Here’s the summary of what was found:
Some 1500 documents revealed in litigation provide unprecedented insights into how pharmaceutical companies promote drugs, including the use of vendors to produce ghostwritten manuscripts and place them into medical journals.
Dozens of ghostwritten reviews and commentaries published in medical journals and supplements were used to promote unproven benefits and downplay harms of menopausal hormone therapy (HT), and to cast raloxifene and other competing therapies in a negative light.

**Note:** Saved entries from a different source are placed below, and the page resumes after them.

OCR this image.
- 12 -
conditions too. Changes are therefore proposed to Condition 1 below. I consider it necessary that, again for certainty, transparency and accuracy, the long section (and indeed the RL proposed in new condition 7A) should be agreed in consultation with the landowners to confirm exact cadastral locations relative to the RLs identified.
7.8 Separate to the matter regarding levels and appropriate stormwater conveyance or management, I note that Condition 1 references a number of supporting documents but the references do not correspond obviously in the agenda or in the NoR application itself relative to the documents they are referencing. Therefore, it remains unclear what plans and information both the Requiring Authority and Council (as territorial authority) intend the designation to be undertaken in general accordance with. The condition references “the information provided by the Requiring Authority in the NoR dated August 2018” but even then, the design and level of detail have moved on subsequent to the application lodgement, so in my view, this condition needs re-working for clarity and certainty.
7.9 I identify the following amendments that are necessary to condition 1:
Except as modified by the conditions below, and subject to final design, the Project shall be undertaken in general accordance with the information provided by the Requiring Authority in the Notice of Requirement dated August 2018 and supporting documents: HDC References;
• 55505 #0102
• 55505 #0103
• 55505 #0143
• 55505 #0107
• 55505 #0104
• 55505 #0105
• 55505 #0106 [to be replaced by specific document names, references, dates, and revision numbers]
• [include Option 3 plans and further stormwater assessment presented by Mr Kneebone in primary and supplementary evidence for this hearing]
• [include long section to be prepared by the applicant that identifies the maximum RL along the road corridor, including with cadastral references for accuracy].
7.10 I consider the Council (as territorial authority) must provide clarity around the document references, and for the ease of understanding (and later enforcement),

Specifically, the pharmaceutical company Wyeth used ghostwritten articles to mitigate the perceived risks of breast cancer associated with HT, to defend the unsupported cardiovascular “benefits” of HT, and to promote off-label, unproven uses of HT such as the prevention of dementia, Parkinson's disease, vision problems, and wrinkles.
Given the growing evidence that ghostwriting has been used to promote HT and other highly promoted drugs, the medical profession must take steps to ensure that prescribers renounce participation in ghostwriting, and to ensure that unscrupulous relationships between industry and academia are avoided rather than courted.
Most of use should know by now, since the Gender Identity Industry (the most highly funded fake-civil-rights movement ever), sex-hormones have a new target market: Children and others who have been manipulated into thinking that she or he was born in the wrong body based on sex stereotypes (associations of color, clothing, behavior). The horrible side effects are the same, but it’s the price people pay when they’ve been sold that living an authentic life via life long medicalization is their only option.